Das Hähnchen kommt dann wieder zurück in die Pfanne. Es hat beim Braten schon Röstaromen entwickelt, die sich jetzt wunderbar mit der cremigen Sauce verbinden. Ich lasse es noch ein paar Minuten ziehen. Der Duft in der Küche ist inzwischen so einladend, dass oft schon jemand aus dem Wohnzimmer ruft: „Wann gibt’s Essen?“
Parallel dazu koche ich die Tagliatelle. Ich liebe ihre Breite, ihre Textur, wie sie die Sauce aufnehmen. Ich achte darauf, sie al dente zu kochen – nichts ist schlimmer als matschige Nudeln. Ich erinnere mich noch, wie ich damals beim ersten Mal die Zeit nicht im Blick hatte und sie fast verkocht habe. Seitdem steht immer ein Timer.
Wenn alles fertig ist, geht es ans Anrichten. Ich mag es schlicht: Nudeln auf den Teller, Hähnchen und Sauce darüber, fertig. Ein wenig frische Petersilie darüber – sie bringt Frische und etwas Farbe. Kein Chichi, keine unnötige Dekoration. Das Gericht spricht für sich selbst.

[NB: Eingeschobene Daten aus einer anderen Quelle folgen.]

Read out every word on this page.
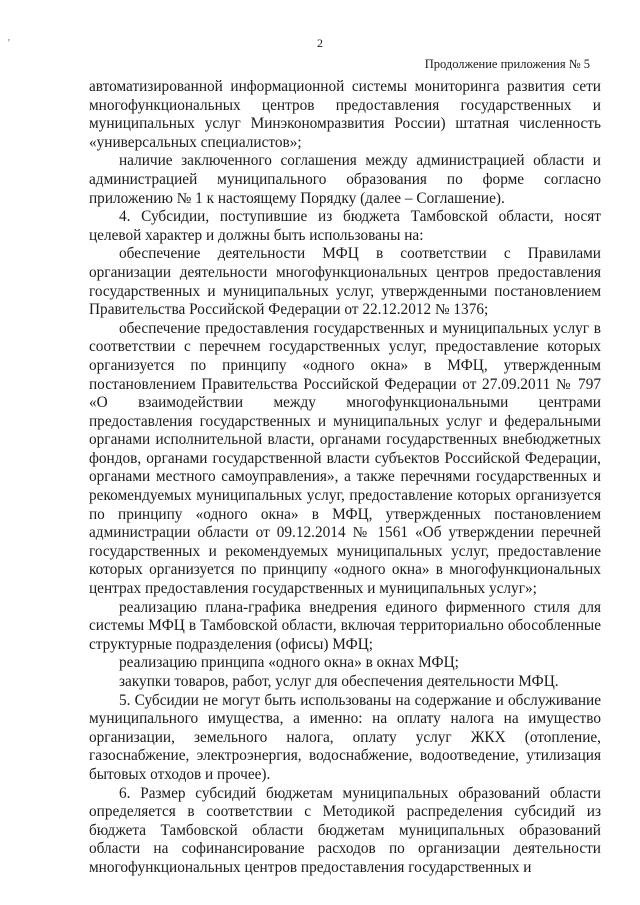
'	2
Продолжение приложения № 5

автоматизированной информационной системы мониторинга развития сети многофункциональных центров предоставления государственных и муниципальных услуг Минэкономразвития России) штатная численность «универсальных специалистов»;

наличие заключенного соглашения между администрацией области и администрацией муниципального образования по форме согласно приложению № 1 к настоящему Порядку (далее – Соглашение).

4. Субсидии, поступившие из бюджета Тамбовской области, носят целевой характер и должны быть использованы на:

обеспечение деятельности МФЦ в соответствии с Правилами организации деятельности многофункциональных центров предоставления государственных и муниципальных услуг, утвержденными постановлением Правительства Российской Федерации от 22.12.2012 № 1376;

обеспечение предоставления государственных и муниципальных услуг в соответствии с перечнем государственных услуг, предоставление которых организуется по принципу «одного окна» в МФЦ, утвержденным постановлением Правительства Российской Федерации от 27.09.2011 № 797 «О взаимодействии между многофункциональными центрами предоставления государственных и муниципальных услуг и федеральными органами исполнительной власти, органами государственных внебюджетных фондов, органами государственной власти субъектов Российской Федерации, органами местного самоуправления», а также перечнями государственных и рекомендуемых муниципальных услуг, предоставление которых организуется по принципу «одного окна» в МФЦ, утвержденных постановлением администрации области от 09.12.2014 № 1561 «Об утверждении перечней государственных и рекомендуемых муниципальных услуг, предоставление которых организуется по принципу «одного окна» в многофункциональных центрах предоставления государственных и муниципальных услуг»;

реализацию плана-графика внедрения единого фирменного стиля для системы МФЦ в Тамбовской области, включая территориально обособленные структурные подразделения (офисы) МФЦ;

реализацию принципа «одного окна» в окнах МФЦ;

закупки товаров, работ, услуг для обеспечения деятельности МФЦ.

5. Субсидии не могут быть использованы на содержание и обслуживание муниципального имущества, а именно: на оплату налога на имущество организации, земельного налога, оплату услуг ЖКХ (отопление, газоснабжение, электроэнергия, водоснабжение, водоотведение, утилизация бытовых отходов и прочее).

6. Размер субсидий бюджетам муниципальных образований области определяется в соответствии с Методикой распределения субсидий из бюджета Тамбовской области бюджетам муниципальных образований области на софинансирование расходов по организации деятельности многофункциональных центров предоставления государственных и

Ich habe dieses Gericht inzwischen oft gekocht – für meine Familie, für Freunde, einmal sogar für das Sommerfest im Kindergarten meiner Tochter. Und jedes Mal fragen mich die Leute nach dem Rezept. Ich erzähle dann, dass ich es in einem alten Kochbuch meiner Großmutter gefunden habe, und jedes Mal sehe ich ein Lächeln. Denn dieses Essen erinnert uns alle an etwas – an Sonntage bei der Oma, an Abende am Familientisch, an warme Küchen, wenn draußen der Wind heult.
Es ist kein kompliziertes Rezept. Kein Sternegericht. Aber genau das macht es so besonders. Es ist einfach, ehrlich, sättigend. Es wärmt den Bauch und das Herz. Und manchmal, wenn ich es koche, stelle ich mir vor, wie meine Großmutter in ihrer kleinen Küche stand, mit einer dampfenden Pfanne auf dem Herd, und dass sie vielleicht genau wie ich gedacht hat: Heute koche ich etwas, das alle glücklich macht.
Wenn du also mal einen dieser Tage hast, an denen du nicht weißt, was du kochen sollst, und du etwas suchst, das zuverlässig gut schmeckt, das einfach zuzubereiten ist und das nach mehr aussieht, als es an Aufwand kostet – dann probier dieses cremige Paprika-Hühnchen mit Tagliatelle. Es ist kein Rezept aus dem Internet. Es ist ein Rezept aus der Erinnerung. Aus der Familie. Aus dem Herzen.